The proposal, floated by the Kenya Universities and Colleges Central Placement Service (KUCCPS), seeks to scrap the minimum university entry grade to align with the Competency-Based Education (CBE) framework. This move acknowledges a painful reality: the 8-4-4 system’s obsession with grades has created a wasteland of "failures" whose potential is ignored simply because they missed a grade by a point. With the 2025 KCSE results showing only 27.18% of candidates attaining a C+, the system is crying out for a reset.
KUCCPS Chief Executive Agnes Wahome has been the face of this bold conversation. Speaking at the inaugural National Career Conference in Nairobi, Wahome argued that the country’s fixation on the C+ benchmark is "no longer sustainable." Her argument is rooted in the philosophy of the new curriculum, which prioritizes what a learner can do over what they can remember.
"We have placed too much weight on a single letter grade," Wahome told stakeholders. "By doing so, we are telling over 700,000 students that they are failures.
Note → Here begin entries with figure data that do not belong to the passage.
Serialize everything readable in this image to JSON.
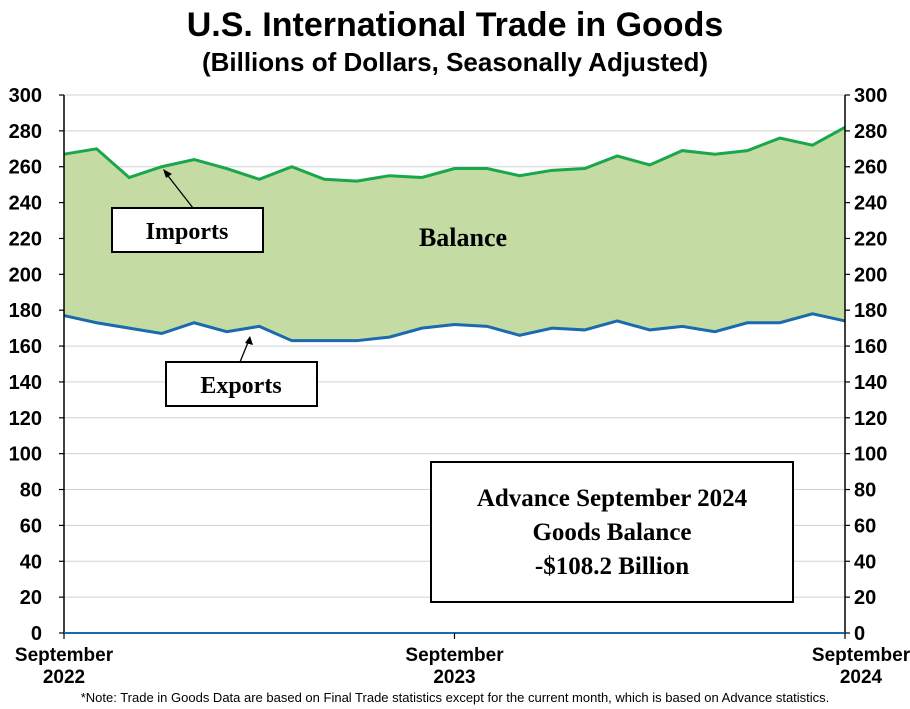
{
  "chart_data": {
    "type": "area",
    "title": "U.S. International Trade in Goods",
    "subtitle": "(Billions of Dollars, Seasonally Adjusted)",
    "x": [
      "Sep 2022",
      "Oct 2022",
      "Nov 2022",
      "Dec 2022",
      "Jan 2023",
      "Feb 2023",
      "Mar 2023",
      "Apr 2023",
      "May 2023",
      "Jun 2023",
      "Jul 2023",
      "Aug 2023",
      "Sep 2023",
      "Oct 2023",
      "Nov 2023",
      "Dec 2023",
      "Jan 2024",
      "Feb 2024",
      "Mar 2024",
      "Apr 2024",
      "May 2024",
      "Jun 2024",
      "Jul 2024",
      "Aug 2024",
      "Sep 2024"
    ],
    "x_tick_labels": [
      {
        "index": 0,
        "line1": "September",
        "line2": "2022"
      },
      {
        "index": 12,
        "line1": "September",
        "line2": "2023"
      },
      {
        "index": 24,
        "line1": "September",
        "line2": "2024"
      }
    ],
    "series": [
      {
        "name": "Imports",
        "color": "#1aa64b",
        "values": [
          267,
          270,
          254,
          260,
          264,
          259,
          253,
          260,
          253,
          252,
          255,
          254,
          259,
          259,
          255,
          258,
          259,
          266,
          261,
          269,
          267,
          269,
          276,
          272,
          282
        ]
      },
      {
        "name": "Exports",
        "color": "#1a6aad",
        "values": [
          177,
          173,
          170,
          167,
          173,
          168,
          171,
          163,
          163,
          163,
          165,
          170,
          172,
          171,
          166,
          170,
          169,
          174,
          169,
          171,
          168,
          173,
          173,
          178,
          174
        ]
      }
    ],
    "fill_label": "Balance",
    "fill_color": "#c5dba4",
    "ylim": [
      0,
      300
    ],
    "y_ticks": [
      0,
      20,
      40,
      60,
      80,
      100,
      120,
      140,
      160,
      180,
      200,
      220,
      240,
      260,
      280,
      300
    ],
    "grid": true,
    "callout": {
      "line1": "Advance September 2024",
      "line2": "Goods Balance",
      "line3": "-$108.2 Billion"
    },
    "note": "*Note: Trade in Goods Data are based on Final Trade statistics except for the current month, which is based on Advance statistics."
  }
}
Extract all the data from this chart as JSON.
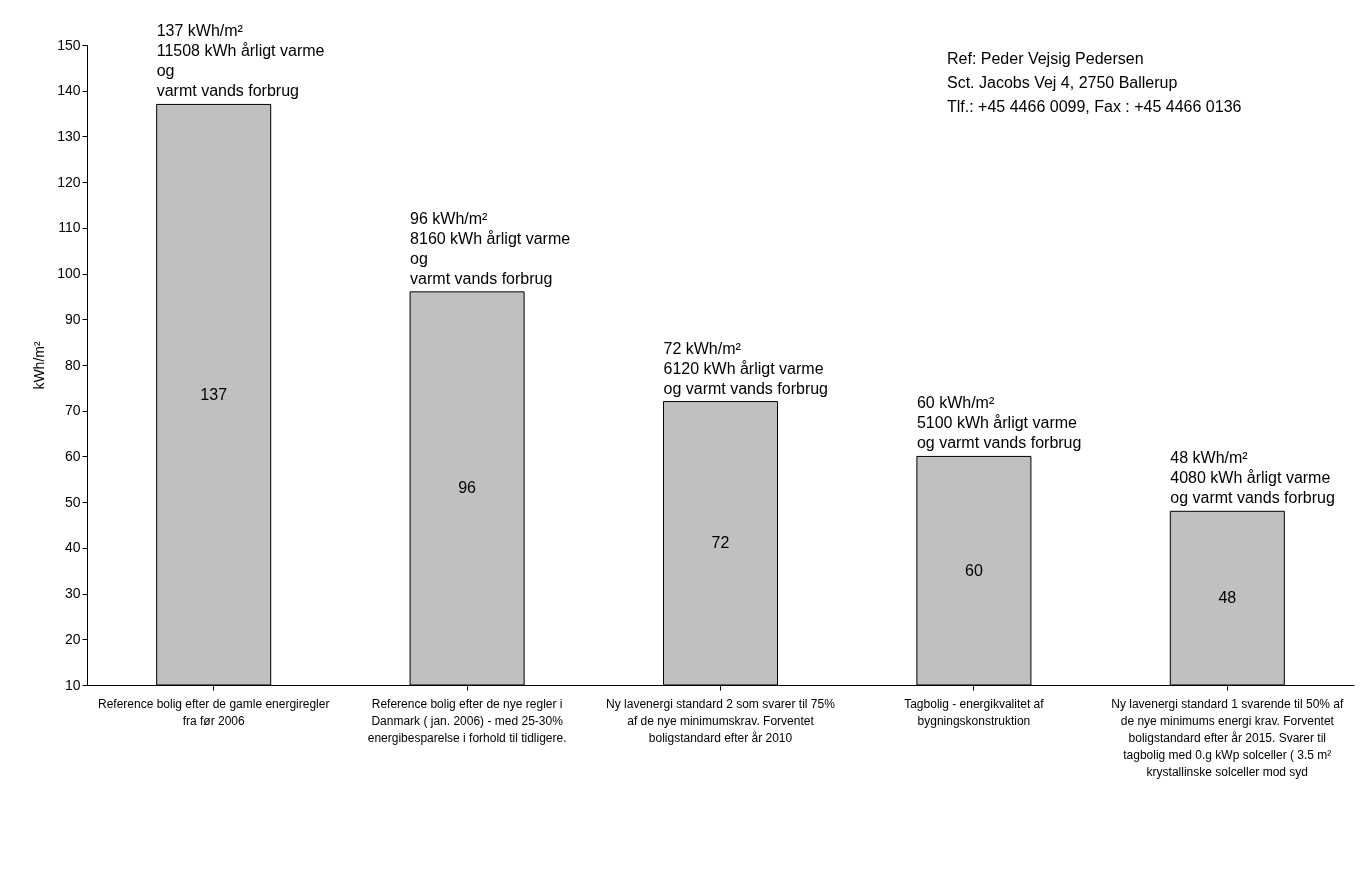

The placement system does not recognize failure; it recognizes pathways. Whether you have an E or an A, there is a skill you can master."
The data supports her urgency. In the 2025 national examinations, out of 993,226 candidates, a staggering 722,511 failed to attain the university pass mark. Under the current rigid system, these students are technically locked out of direct degree programs, regardless of their talent in arts, sports, or technical fields.
The proposal has not been without its detractors. Education Cabinet Secretary Julius Ogamba was quick to manage expectations, clarifying that the C+ remains the law for now. "We are in a transition period," Ogamba noted, perhaps wary of the political fallout from parents who have invested millions in the 8-4-4 system. However, the writing is on the wall: the transition to university must evolve or the system will collapse under the weight of its own exclusions.
Critics also fear that scrapping the cut-off could dilute the quality of degrees, turning universities into glorified colleges. Yet, proponents point to the West, where portfolios and aptitude tests often weigh more than high school GPAs. For the thousands of learners who felt their lives ended at D+, this policy shift is not just a change in rules; it is a resurrection of hope.
As the debate moves from boardrooms to the public court, the question remains: is Kenya ready to judge its children by their hands and hearts, rather than just their heads? For the "failures" of 2025, the answer cannot come soon enough.